Musikalisch ist das Festival deutlich statischer, die kurzen Ausflüge in Heavy und Soul werden von dominantem Rock überlagert. Fischer-Z ist zwar deutlich "beswingter" als Mother's Finest, lassen aber nur sehr portioniert ein paar Tropfen Reggae einfließen und unterhalten auch mit bissigen Sprüchen ("Können wir Angela Merkel gegen unseren Boris Johnson austauschen"). Auch bei 10cc kommen kurz Bob-Marley-Rhythmen aufs Parkett, dann geht es eher Richtung Toto, wenn die Band beim Refrain mit harmonischem Chorgesang überzeugt. In ihrer Zugabe versteckt sich schließlich ein kleines Highlight, als die fünf Musiker sich vor dem eigentlichen Schlusslied kurz in einem Kreis zusammen stellen und fingerschnippend a cappella singen.

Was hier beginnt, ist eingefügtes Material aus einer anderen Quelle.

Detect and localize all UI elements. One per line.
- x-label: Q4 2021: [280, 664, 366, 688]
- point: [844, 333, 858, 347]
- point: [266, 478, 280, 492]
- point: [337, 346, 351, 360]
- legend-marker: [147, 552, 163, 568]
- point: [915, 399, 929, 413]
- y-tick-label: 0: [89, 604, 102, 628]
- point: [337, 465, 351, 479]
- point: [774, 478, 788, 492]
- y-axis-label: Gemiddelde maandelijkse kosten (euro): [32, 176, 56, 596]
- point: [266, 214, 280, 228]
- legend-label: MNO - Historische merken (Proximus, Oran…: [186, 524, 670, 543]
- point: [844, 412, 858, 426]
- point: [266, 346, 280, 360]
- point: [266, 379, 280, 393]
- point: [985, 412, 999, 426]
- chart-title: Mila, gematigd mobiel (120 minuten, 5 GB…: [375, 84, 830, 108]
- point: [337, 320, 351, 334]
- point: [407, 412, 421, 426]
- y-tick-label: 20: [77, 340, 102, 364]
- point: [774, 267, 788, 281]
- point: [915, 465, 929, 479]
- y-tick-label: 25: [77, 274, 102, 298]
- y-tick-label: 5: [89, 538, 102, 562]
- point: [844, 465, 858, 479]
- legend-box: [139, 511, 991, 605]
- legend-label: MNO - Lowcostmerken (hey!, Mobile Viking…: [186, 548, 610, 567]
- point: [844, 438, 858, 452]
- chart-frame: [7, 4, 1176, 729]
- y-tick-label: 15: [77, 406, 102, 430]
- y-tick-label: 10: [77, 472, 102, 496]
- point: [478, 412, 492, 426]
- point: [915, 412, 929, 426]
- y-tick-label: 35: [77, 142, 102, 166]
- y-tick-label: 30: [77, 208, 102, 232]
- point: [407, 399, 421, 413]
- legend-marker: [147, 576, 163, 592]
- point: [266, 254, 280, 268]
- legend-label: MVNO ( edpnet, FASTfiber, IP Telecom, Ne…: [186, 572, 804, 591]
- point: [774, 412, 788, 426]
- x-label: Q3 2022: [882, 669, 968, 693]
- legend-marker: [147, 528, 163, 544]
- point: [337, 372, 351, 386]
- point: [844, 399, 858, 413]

Als sich nach über zwei Stunden kurz wieder die Sonne blicken lässt, stehen gerade Gotthard auf der Bühne. Die Schweizer Hardrocker sprühen nur so vor Energie und guter Laune, wenn Frontsänger Nic Maeder von Ex-Freundinnen, die Autos demolieren, erzählt und nicht müde wird, das Publikum zum Mitklatschen zu animieren.

Wabernd bewegt sich schließlich eine schummrige Masse vor der grell beleuchteten Bühne, als sich die Dunkelheit endgültig über das Festivalgelände am Brombachsee gelegt hat. "Das sieht wirklich toll aus von hier oben", ruft Wolfgang Niedecken von der Bühne ins Publikum. "Ganz hervorragende Handarbeit." Der Frontsänger von BAP markiert den Höhepunkt und gleichzeitig das Ende von "Lieder am See", einem Festival, das viel mehr als ein lauschiger Lagerfeuerabend und doch entspannend ist - Urlaub eben, mit einer guten Prise Bühnenrock.